Des entreprises sommées de participer au débat public
La première étape est l’acceptation. La situation va s’empirer. Les internautes encore passifs vont progressivement rejoindre les rangs des procureurs numériques. D’ores et déjà, près d’un Français sur deux déclare s’être exprimé sur les réseaux sociaux pour faire part de son indignation suite à des révélations sur une entreprise. Et cette colère ne se limite pas à des prises de parole : 47% des Français assurent avoir déjà renoncé à acheter un produit ou un service d’une marque suite à un scandale, le taux atteignant 59% chez les 18-24 ans. Inexorablement, une culture du boycott s’installe. Dans ce contexte, il faut anticiper. Alors que 83% des bad buzz proviennent des marques elles-mêmes, terminé le temps du « mes tweets n’engagent que moi ». Les entreprises sont bien liées aux yeux de l’opinion aux prises de parole de chacun de leurs membres. Après l’affaire de la Ligue du Lol, le journal Libération l’a bien compris et s’est engagé dans la rédaction d’une charte de bonne conduite sur les réseaux sociaux à destination de ses journalistes. Le même travail de définition des valeurs de l’entreprise au regard, non pas seulement des attentes de sa clientèle, mais de l’opinion dans son ensemble, est nécessaire. Une marque de vêtements doit s’attendre à être interrogée sur le principe des produits conformes à l’Islam, qu’elle en produise ou non.

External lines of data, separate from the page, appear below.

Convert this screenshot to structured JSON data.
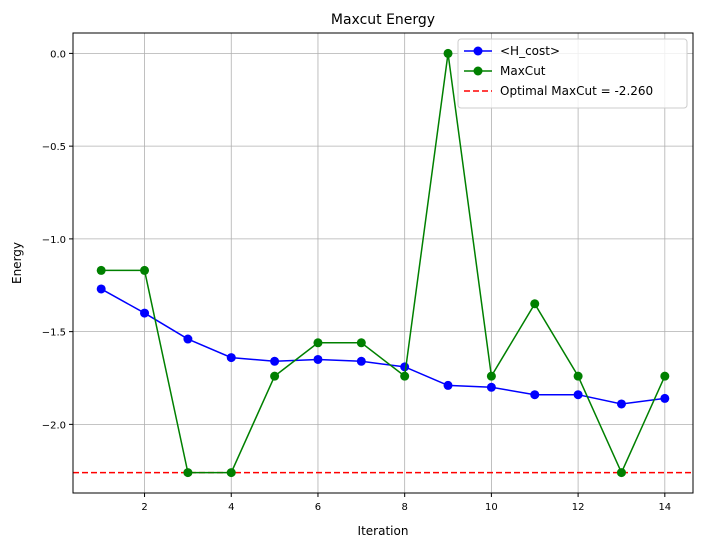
{
  "chart_data": {
    "type": "line",
    "title": "Maxcut Energy",
    "xlabel": "Iteration",
    "ylabel": "Energy",
    "xlim": [
      0.35,
      14.65
    ],
    "ylim": [
      -2.37,
      0.11
    ],
    "xticks": [
      2,
      4,
      6,
      8,
      10,
      12,
      14
    ],
    "xtick_labels": [
      "2",
      "4",
      "6",
      "8",
      "10",
      "12",
      "14"
    ],
    "yticks": [
      0.0,
      -0.5,
      -1.0,
      -1.5,
      -2.0
    ],
    "ytick_labels": [
      "0.0",
      "−0.5",
      "−1.0",
      "−1.5",
      "−2.0"
    ],
    "grid": true,
    "legend_position": "top-right",
    "x": [
      1,
      2,
      3,
      4,
      5,
      6,
      7,
      8,
      9,
      10,
      11,
      12,
      13,
      14
    ],
    "series": [
      {
        "name": "<H_cost>",
        "color": "#0000ff",
        "marker": "circle",
        "values": [
          -1.27,
          -1.4,
          -1.54,
          -1.64,
          -1.66,
          -1.65,
          -1.66,
          -1.69,
          -1.79,
          -1.8,
          -1.84,
          -1.84,
          -1.89,
          -1.86
        ]
      },
      {
        "name": "MaxCut",
        "color": "#008000",
        "marker": "circle",
        "values": [
          -1.17,
          -1.17,
          -2.26,
          -2.26,
          -1.74,
          -1.56,
          -1.56,
          -1.74,
          0.0,
          -1.74,
          -1.35,
          -1.74,
          -2.26,
          -1.74
        ]
      }
    ],
    "hlines": [
      {
        "name": "Optimal MaxCut = -2.260",
        "value": -2.26,
        "color": "#ff0000",
        "style": "dashed"
      }
    ]
  }
}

L’impossibilité de rester en dehors de l’agora
Lorsque la crise survient malgré tout – et elle survient toujours – les entreprises touchées doivent prendre des décisions de plus en plus rapides. Face à un scandale, 65% des Français estiment qu’une entreprise doit « prendre la parole rapidement pour s’expliquer et/ou s’excuser ». Sanction immédiate du directeur marketing de Nocibé suite à son tweet islamophobe[4], mise à pieds des membres de la Ligue du Lol, retrait du hijab du site de Décathlon : il semble loin le temps (2017…) où la direction d’United Airlines cafouillait pendant plusieurs jours et refusait de s’excuser suite à l’expulsion forcée d’un de ses passagers. Espérer passer sous les radars est vain. La culture de la contrition est désormais trop forte : il faut savoir reculer pour ne pas envenimer la situation.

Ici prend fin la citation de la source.